Norwegian’s share price has experienced ups and downs on the Oslo exchange as rumours abound of the airline being bought out. “Right now in Europe, everyone is talking with everyone else. We’re right in the middle of a wave of consolidations,” Lufthansa CEO Carsten Spohr told German daily Süddeutsche Zeitung in June. “That means we’re in touch with Norwegian as well...”


The numbers are impressive. According to the latest forecasts from the International Air Transport Association (IATA), published in October 2018, the number of air passengers is expected to double over the next 20 years, reaching 8.2 billion travellers per year in 2037. With an annual growth rate of 4.8%, the Asia-Pacific region will be the main driver of traffic growth. Starting in the mid-2020s, China will become the largest aviation market in the world, ahead of the United States, while India will round out the top three.

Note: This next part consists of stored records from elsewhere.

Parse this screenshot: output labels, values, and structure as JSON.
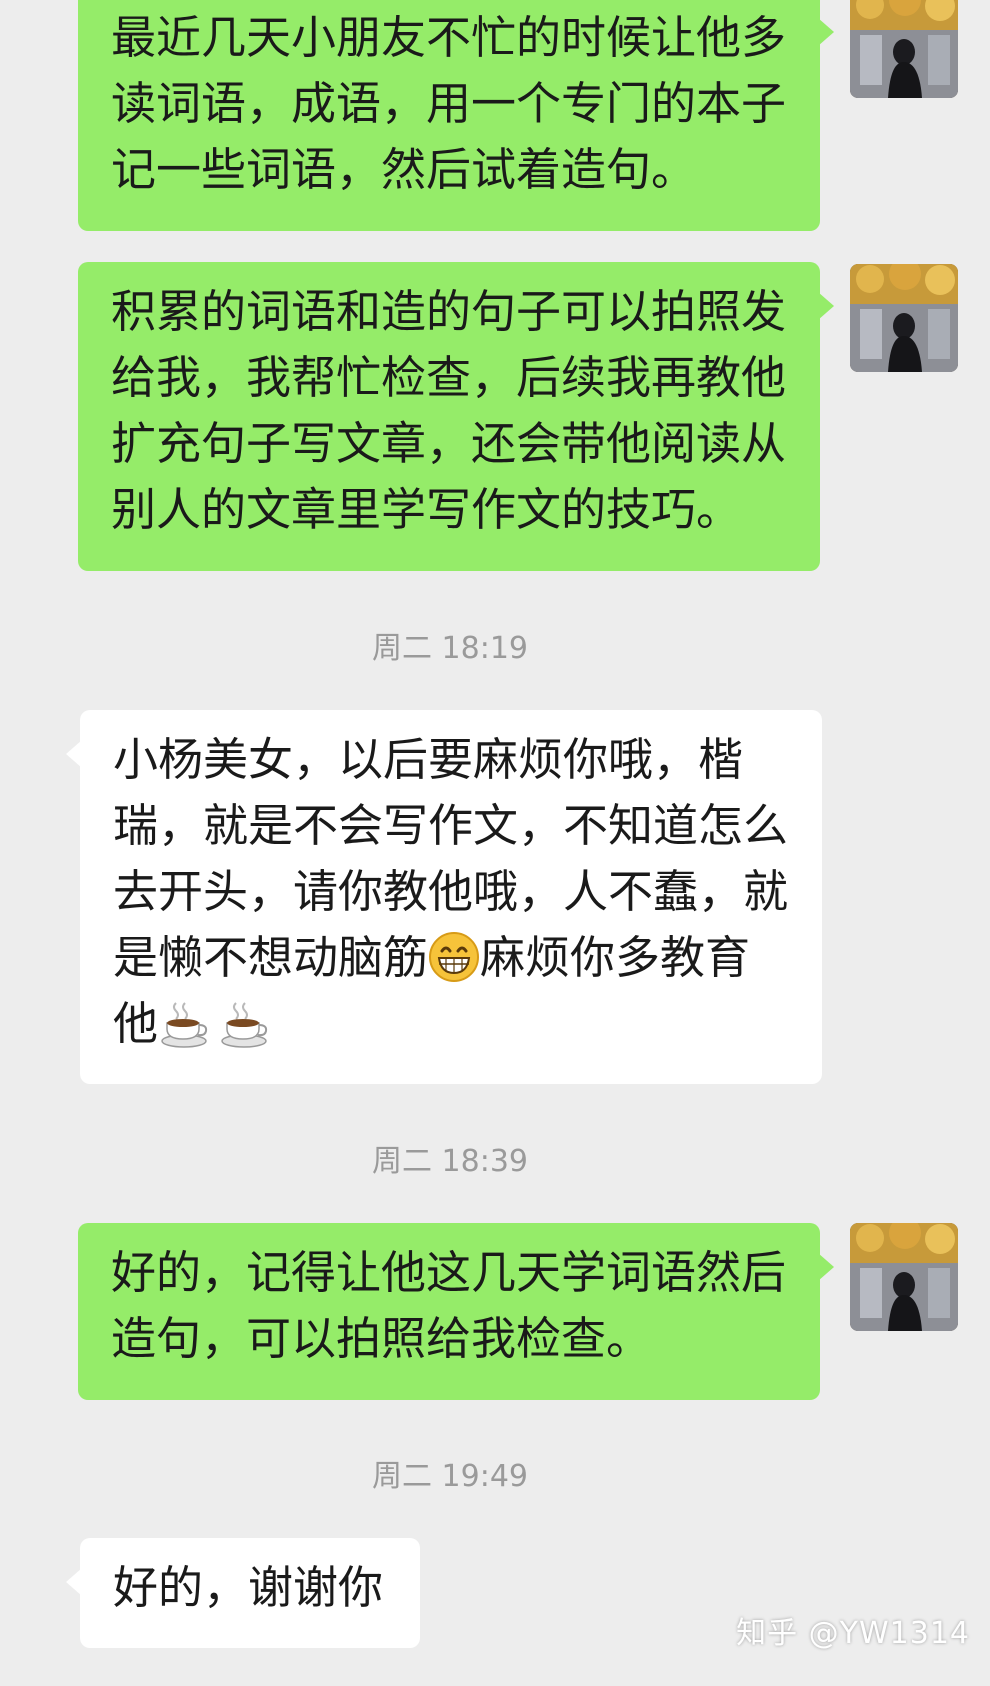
{
  "messages": [
    {
      "lines": [
        "最近几天小朋友不忙的时候让他多",
        "读词语，成语，用一个专门的本子",
        "记一些词语，然后试着造句。"
      ]
    },
    {
      "lines": [
        "积累的词语和造的句子可以拍照发",
        "给我，我帮忙检查，后续我再教他",
        "扩充句子写文章，还会带他阅读从",
        "别人的文章里学写作文的技巧。"
      ]
    },
    {
      "lines": [
        "小杨美女，以后要麻烦你哦，楷",
        "瑞，就是不会写作文，不知道怎么",
        "去开头，请你教他哦，人不蠢，就",
        "是懒不想动脑筋",
        "麻烦你多教育",
        "他"
      ]
    },
    {
      "lines": [
        "好的，记得让他这几天学词语然后",
        "造句，可以拍照给我检查。"
      ]
    },
    {
      "lines": [
        "好的，谢谢你"
      ]
    }
  ],
  "timestamps": [
    "周二 18:19",
    "周二 18:39",
    "周二 19:49"
  ],
  "emojis": {
    "grin": "grinning-face-icon",
    "coffee": "hot-beverage-icon"
  },
  "colors": {
    "background": "#ededed",
    "outgoing_bubble": "#95ec69",
    "incoming_bubble": "#ffffff",
    "timestamp_text": "#9a9a9a"
  },
  "watermark": "知乎 @YW1314"
}
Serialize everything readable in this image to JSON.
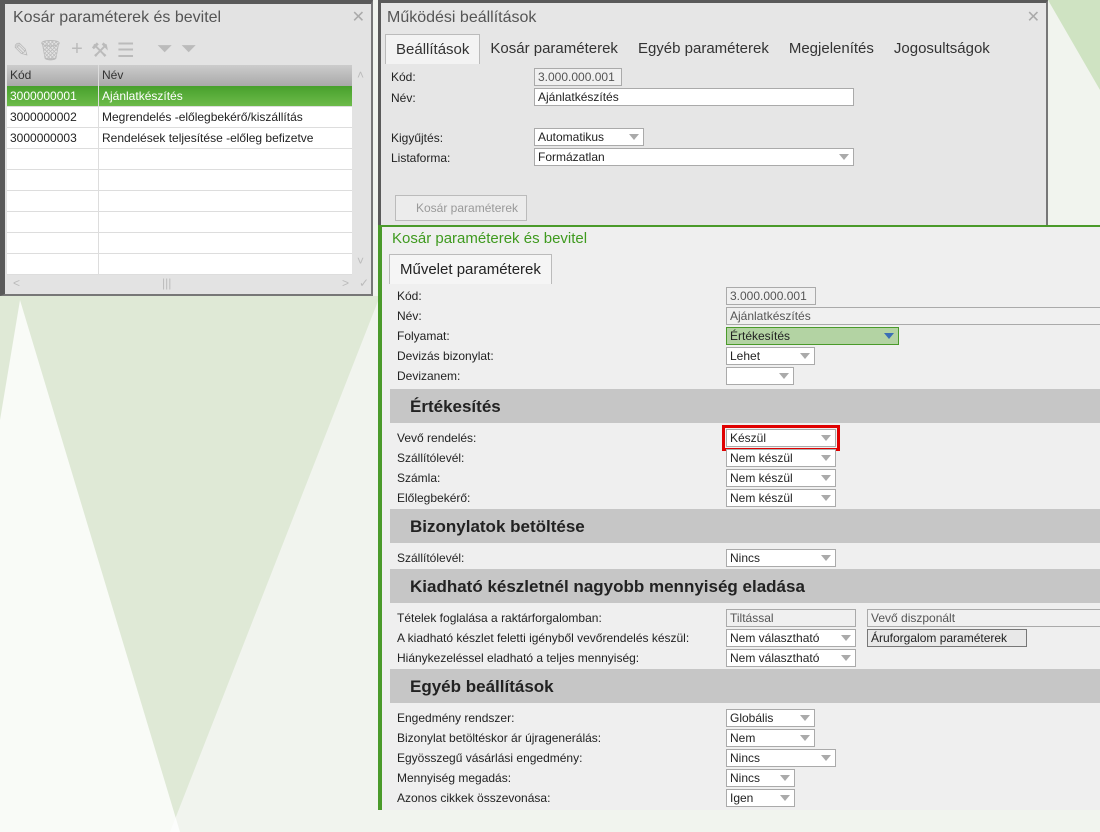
{
  "left_panel": {
    "title": "Kosár paraméterek és bevitel",
    "toolbar": [
      "pencil-icon",
      "trash-icon",
      "plus-icon",
      "tools-icon",
      "menu-icon",
      "filter-icon",
      "filter-clear-icon"
    ],
    "columns": [
      "Kód",
      "Név"
    ],
    "rows": [
      [
        "3000000001",
        "Ajánlatkészítés"
      ],
      [
        "3000000002",
        "Megrendelés -előlegbekérő/kiszállítás"
      ],
      [
        "3000000003",
        "Rendelések teljesítése -előleg befizetve"
      ]
    ],
    "selected": 0
  },
  "top_panel": {
    "title": "Működési beállítások",
    "tabs": [
      "Beállítások",
      "Kosár paraméterek",
      "Egyéb paraméterek",
      "Megjelenítés",
      "Jogosultságok"
    ],
    "kod_label": "Kód:",
    "kod_value": "3.000.000.001",
    "nev_label": "Név:",
    "nev_value": "Ajánlatkészítés",
    "kigyujtes_label": "Kigyűjtés:",
    "kigyujtes_value": "Automatikus",
    "listaforma_label": "Listaforma:",
    "listaforma_value": "Formázatlan",
    "button": "Kosár paraméterek"
  },
  "bottom_panel": {
    "title": "Kosár paraméterek és bevitel",
    "tab": "Művelet paraméterek",
    "fields": [
      {
        "label": "Kód:",
        "value": "3.000.000.001"
      },
      {
        "label": "Név:",
        "value": "Ajánlatkészítés"
      },
      {
        "label": "Folyamat:",
        "value": "Értékesítés"
      },
      {
        "label": "Devizás bizonylat:",
        "value": "Lehet"
      },
      {
        "label": "Devizanem:",
        "value": ""
      }
    ],
    "sections": [
      {
        "title": "Értékesítés",
        "fields": [
          {
            "label": "Vevő rendelés:",
            "value": "Készül"
          },
          {
            "label": "Szállítólevél:",
            "value": "Nem készül"
          },
          {
            "label": "Számla:",
            "value": "Nem készül"
          },
          {
            "label": "Előlegbekérő:",
            "value": "Nem készül"
          }
        ]
      },
      {
        "title": "Bizonylatok betöltése",
        "fields": [
          {
            "label": "Szállítólevél:",
            "value": "Nincs"
          }
        ]
      },
      {
        "title": "Kiadható készletnél nagyobb mennyiség eladása",
        "fields": [
          {
            "label": "Tételek foglalása a raktárforgalomban:",
            "value": "Tiltással",
            "extra": "Vevő diszponált"
          },
          {
            "label": "A kiadható készlet feletti igényből vevőrendelés készül:",
            "value": "Nem választható",
            "button": "Áruforgalom paraméterek"
          },
          {
            "label": "Hiánykezeléssel eladható a teljes mennyiség:",
            "value": "Nem választható"
          }
        ]
      },
      {
        "title": "Egyéb beállítások",
        "fields": [
          {
            "label": "Engedmény rendszer:",
            "value": "Globális"
          },
          {
            "label": "Bizonylat betöltéskor ár újragenerálás:",
            "value": "Nem"
          },
          {
            "label": "Egyösszegű vásárlási engedmény:",
            "value": "Nincs"
          },
          {
            "label": "Mennyiség megadás:",
            "value": "Nincs"
          },
          {
            "label": "Azonos cikkek összevonása:",
            "value": "Igen"
          }
        ]
      }
    ]
  },
  "colors": {
    "accent": "#4a9a2a",
    "highlight": "#e00000"
  }
}
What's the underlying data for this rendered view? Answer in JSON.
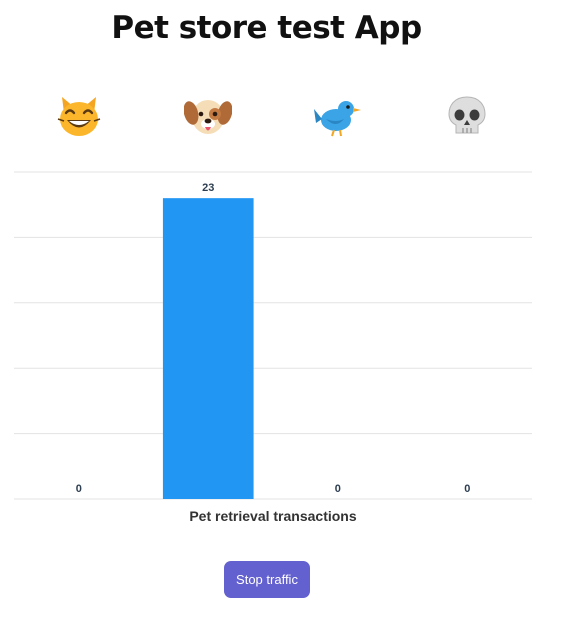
{
  "app": {
    "title": "Pet store test App"
  },
  "pets": [
    {
      "icon": "cat-grinning-icon",
      "glyph": "😸"
    },
    {
      "icon": "dog-face-icon",
      "glyph": "🐶"
    },
    {
      "icon": "bird-icon",
      "glyph": "🐦"
    },
    {
      "icon": "skull-icon",
      "glyph": "💀"
    }
  ],
  "chart_data": {
    "type": "bar",
    "categories": [
      "cat",
      "dog",
      "bird",
      "skull"
    ],
    "values": [
      0,
      23,
      0,
      0
    ],
    "xlabel": "Pet retrieval transactions",
    "ylim": [
      0,
      25
    ],
    "grid": true,
    "bar_color": "#2196f3",
    "data_label_color": "#2c3e50"
  },
  "controls": {
    "stop_traffic_label": "Stop traffic"
  },
  "colors": {
    "button_bg": "#6360cf",
    "button_text": "#ffffff"
  }
}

In Europe, annual growth will stand at 2%, meaning 611 million more passengers in airports. The problem: “Aviation is experiencing an infrastructure crisis,” warns the IATA. “Regardless of which scenario is considered, airports and the air traffic control system won’t be able to keep up with demand.” This is a wellknown problem in Switzerland, where the two main airports, Zurich and Geneva, will reach saturation by 2030.


Will a low-cost long-haul carrier soon be founded in Switzerland? In September, a former Ryanair pilot and three associates announced that they wanted to create a new airline. They hope to raise $100 million. Based at Basel-Mulhouse airport, this future low-cost airline hopes to offer cheap flights between Switzerland and North America starting in 2019. To do so, it plans to exclusively use Airbus A321neo LRs, a single-aisle model capable of crossing the Atlantic.